Совершенно объективно, спокойно, можно сказать размеренно, наблюдая окружающую жизнь, опасаясь быть лириком, стараясь вычеркнуть свою личность и развертывать свои романы, как в природе развертывается жизнь, Стендаль тем не менее сильно любит и сильно ненавидит. Он ненавидит буржуазную мелочность, он ненавидит размеренную жизнь торгашей и чиновников, он ненавидит постепенно крепнущее и забирающее в свои руки человечество сплоченное большинство правящих слоев. Он ненавидит трусость, дряблость, бездушный расчет, он ненавидит все то, что характеризует мещанство после победы над аристократией, проявившей все свое духовное убожество.

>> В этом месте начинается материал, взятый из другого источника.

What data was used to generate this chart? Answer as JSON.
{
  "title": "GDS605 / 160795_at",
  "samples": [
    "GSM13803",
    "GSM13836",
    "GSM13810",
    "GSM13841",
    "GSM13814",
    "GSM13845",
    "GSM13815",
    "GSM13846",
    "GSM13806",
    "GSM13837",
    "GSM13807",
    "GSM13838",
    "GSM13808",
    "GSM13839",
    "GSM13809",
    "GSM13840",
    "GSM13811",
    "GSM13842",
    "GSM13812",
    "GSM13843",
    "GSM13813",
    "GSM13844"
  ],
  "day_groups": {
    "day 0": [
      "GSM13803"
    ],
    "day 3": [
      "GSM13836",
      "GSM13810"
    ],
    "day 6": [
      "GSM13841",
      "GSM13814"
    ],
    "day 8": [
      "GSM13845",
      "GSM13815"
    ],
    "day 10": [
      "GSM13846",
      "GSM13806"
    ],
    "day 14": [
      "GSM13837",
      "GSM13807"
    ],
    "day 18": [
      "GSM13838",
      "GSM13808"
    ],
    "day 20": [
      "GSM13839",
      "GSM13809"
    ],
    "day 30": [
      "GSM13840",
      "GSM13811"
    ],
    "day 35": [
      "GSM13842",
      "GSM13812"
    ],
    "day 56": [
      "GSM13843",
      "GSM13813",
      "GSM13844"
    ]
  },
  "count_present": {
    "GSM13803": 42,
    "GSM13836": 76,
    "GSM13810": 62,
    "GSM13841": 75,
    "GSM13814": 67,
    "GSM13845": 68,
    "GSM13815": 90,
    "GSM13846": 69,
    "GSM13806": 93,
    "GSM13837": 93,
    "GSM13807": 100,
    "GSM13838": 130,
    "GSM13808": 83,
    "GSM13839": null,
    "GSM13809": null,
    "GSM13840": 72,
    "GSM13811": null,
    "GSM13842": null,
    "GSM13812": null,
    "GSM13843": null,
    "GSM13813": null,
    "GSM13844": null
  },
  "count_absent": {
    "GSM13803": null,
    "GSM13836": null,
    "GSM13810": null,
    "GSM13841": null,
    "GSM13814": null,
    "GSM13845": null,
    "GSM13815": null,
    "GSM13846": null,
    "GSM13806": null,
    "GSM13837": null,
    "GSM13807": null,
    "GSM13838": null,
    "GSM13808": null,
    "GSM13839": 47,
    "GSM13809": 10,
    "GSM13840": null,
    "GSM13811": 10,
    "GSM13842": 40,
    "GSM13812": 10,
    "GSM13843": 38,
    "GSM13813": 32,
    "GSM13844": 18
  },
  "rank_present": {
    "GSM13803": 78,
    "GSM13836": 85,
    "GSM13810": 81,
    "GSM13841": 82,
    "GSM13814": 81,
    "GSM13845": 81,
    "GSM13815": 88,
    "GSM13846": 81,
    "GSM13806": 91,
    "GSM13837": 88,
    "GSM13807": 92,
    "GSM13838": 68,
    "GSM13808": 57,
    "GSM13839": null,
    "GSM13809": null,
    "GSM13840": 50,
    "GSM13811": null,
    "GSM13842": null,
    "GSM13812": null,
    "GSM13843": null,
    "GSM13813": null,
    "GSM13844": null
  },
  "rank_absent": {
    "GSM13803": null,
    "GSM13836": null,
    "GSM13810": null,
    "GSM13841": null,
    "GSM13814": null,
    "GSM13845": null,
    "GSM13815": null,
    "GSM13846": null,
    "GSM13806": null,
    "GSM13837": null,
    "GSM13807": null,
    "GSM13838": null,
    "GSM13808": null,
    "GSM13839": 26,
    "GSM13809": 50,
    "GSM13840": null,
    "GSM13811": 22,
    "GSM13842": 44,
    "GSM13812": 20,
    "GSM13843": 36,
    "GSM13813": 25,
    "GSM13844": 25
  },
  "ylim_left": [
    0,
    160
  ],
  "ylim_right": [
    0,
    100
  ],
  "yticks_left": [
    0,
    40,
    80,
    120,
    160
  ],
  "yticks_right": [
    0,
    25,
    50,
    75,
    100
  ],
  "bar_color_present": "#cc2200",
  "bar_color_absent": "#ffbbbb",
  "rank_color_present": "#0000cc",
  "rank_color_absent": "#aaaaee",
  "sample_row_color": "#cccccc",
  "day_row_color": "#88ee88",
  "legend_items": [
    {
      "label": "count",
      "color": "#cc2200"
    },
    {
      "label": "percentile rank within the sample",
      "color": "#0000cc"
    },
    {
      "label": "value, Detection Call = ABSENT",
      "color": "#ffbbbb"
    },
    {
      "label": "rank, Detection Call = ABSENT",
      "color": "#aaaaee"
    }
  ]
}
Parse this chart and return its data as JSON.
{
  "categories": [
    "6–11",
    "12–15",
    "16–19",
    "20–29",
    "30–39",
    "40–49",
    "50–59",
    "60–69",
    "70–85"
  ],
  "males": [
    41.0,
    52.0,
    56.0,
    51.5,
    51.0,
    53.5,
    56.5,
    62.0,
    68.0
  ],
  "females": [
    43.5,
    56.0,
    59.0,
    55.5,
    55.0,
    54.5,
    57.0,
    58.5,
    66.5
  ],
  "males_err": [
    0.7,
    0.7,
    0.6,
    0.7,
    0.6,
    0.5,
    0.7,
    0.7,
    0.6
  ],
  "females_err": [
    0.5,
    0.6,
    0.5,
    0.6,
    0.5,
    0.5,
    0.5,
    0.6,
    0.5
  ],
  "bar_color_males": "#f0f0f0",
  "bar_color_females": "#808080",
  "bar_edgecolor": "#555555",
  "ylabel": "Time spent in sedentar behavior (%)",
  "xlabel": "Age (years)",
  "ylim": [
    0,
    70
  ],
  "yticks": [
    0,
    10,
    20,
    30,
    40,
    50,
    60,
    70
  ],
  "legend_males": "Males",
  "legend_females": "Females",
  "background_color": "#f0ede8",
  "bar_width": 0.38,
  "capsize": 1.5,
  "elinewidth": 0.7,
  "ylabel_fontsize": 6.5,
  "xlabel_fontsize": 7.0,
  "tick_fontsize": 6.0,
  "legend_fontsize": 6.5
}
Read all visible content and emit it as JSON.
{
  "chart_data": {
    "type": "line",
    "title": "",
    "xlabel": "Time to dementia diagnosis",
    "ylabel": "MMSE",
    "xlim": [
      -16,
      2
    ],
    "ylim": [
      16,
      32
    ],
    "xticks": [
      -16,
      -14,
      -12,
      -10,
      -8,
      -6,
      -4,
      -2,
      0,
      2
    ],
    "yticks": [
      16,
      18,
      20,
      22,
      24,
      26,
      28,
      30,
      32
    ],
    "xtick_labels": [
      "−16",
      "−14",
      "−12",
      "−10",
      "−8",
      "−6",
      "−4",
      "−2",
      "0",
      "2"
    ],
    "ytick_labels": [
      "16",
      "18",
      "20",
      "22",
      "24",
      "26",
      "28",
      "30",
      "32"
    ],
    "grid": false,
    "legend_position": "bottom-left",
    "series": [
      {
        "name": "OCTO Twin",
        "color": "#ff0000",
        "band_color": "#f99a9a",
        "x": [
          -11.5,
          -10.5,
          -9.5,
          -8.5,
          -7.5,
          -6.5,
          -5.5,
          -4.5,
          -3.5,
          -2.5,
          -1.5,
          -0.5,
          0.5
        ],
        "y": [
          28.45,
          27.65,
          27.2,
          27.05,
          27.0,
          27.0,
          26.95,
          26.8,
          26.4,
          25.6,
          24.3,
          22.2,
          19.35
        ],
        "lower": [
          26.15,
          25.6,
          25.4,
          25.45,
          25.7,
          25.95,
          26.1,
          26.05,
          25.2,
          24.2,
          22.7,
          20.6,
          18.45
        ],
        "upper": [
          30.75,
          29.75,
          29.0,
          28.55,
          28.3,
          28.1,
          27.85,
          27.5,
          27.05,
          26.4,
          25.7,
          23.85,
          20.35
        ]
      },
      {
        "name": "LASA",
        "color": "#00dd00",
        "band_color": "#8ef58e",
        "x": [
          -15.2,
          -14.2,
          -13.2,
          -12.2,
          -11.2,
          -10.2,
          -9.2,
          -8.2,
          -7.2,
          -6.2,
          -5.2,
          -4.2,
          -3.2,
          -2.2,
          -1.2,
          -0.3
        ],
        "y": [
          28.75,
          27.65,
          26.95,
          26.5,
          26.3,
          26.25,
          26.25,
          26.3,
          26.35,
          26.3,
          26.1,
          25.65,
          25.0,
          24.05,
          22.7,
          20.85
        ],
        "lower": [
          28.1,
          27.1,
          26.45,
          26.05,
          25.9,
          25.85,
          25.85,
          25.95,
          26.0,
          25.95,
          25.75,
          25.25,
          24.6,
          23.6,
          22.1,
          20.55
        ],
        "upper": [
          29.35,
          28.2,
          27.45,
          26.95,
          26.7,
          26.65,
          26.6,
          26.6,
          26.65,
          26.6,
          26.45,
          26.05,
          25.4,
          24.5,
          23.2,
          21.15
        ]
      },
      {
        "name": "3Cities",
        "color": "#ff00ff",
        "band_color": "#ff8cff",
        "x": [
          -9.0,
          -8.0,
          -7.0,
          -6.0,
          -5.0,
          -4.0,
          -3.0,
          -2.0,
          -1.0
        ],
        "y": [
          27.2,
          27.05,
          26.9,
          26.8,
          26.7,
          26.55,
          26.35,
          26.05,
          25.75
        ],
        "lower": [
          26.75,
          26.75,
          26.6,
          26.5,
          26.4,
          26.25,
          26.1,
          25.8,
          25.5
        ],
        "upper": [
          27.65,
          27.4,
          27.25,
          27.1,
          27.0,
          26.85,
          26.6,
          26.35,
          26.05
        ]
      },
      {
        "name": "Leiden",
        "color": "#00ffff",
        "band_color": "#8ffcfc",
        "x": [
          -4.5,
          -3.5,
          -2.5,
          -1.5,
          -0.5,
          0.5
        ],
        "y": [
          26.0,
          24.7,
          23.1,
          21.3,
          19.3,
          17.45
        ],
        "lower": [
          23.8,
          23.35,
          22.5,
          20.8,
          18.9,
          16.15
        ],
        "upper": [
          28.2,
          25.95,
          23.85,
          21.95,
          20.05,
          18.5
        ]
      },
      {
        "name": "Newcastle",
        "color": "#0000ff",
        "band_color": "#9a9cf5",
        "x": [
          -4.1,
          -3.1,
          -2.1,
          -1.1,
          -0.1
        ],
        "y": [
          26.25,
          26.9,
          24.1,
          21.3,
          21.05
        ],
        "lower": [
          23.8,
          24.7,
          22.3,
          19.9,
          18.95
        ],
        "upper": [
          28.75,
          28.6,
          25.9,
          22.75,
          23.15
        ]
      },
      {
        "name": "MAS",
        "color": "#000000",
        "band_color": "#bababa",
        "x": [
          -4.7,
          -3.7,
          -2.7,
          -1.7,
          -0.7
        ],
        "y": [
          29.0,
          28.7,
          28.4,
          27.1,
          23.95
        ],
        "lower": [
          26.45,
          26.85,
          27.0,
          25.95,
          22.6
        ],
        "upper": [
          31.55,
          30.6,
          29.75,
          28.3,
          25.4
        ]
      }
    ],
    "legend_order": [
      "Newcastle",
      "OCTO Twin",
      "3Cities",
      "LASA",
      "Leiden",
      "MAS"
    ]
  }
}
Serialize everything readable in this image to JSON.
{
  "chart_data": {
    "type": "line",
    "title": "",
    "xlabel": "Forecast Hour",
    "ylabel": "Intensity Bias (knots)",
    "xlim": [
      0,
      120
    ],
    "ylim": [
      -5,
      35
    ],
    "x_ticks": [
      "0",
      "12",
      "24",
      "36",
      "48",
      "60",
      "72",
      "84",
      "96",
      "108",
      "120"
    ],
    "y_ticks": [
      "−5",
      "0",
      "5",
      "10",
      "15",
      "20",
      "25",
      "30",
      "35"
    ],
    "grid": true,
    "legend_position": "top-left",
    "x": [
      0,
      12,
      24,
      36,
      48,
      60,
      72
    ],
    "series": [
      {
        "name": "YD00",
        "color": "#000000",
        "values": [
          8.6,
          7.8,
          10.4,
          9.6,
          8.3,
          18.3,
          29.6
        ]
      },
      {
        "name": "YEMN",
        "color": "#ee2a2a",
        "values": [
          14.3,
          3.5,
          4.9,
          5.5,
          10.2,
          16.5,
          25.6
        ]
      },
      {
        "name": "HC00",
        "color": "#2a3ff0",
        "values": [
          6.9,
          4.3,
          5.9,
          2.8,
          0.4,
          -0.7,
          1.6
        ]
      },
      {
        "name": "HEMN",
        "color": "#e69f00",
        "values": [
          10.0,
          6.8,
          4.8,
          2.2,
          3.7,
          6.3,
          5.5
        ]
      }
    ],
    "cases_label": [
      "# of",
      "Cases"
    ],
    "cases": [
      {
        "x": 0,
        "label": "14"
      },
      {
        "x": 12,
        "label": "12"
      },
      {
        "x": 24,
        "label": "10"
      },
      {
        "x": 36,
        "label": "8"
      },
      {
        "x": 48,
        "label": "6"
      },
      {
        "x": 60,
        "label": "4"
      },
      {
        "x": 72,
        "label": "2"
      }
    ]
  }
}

Наоборот, Стендаль страшно любит человека–животное, животное, одержимое страстями, преисполненное порывами к яркой жизни, к подвигу и, может быть, больше всего к счастью любви. Любовь играет у Стендаля огромную роль. Она у него необыкновенно очищена от всяких эмпирей, от всяких фиглей–миглей, от всяких мистических выдумок. Она у него физиологическая, плотская, она у него мука и радость тела. Но вместе с тем она у него чиста, как огонь, она может сжечь человеческое сердце, она увлекает на безрассудные, но красивые по своей отваге поступки. Она иногда тяжело ранит, но никогда не заставляет гнить и, даже причиняя боль и скорбь, даже губя, очищает и возвышает человека.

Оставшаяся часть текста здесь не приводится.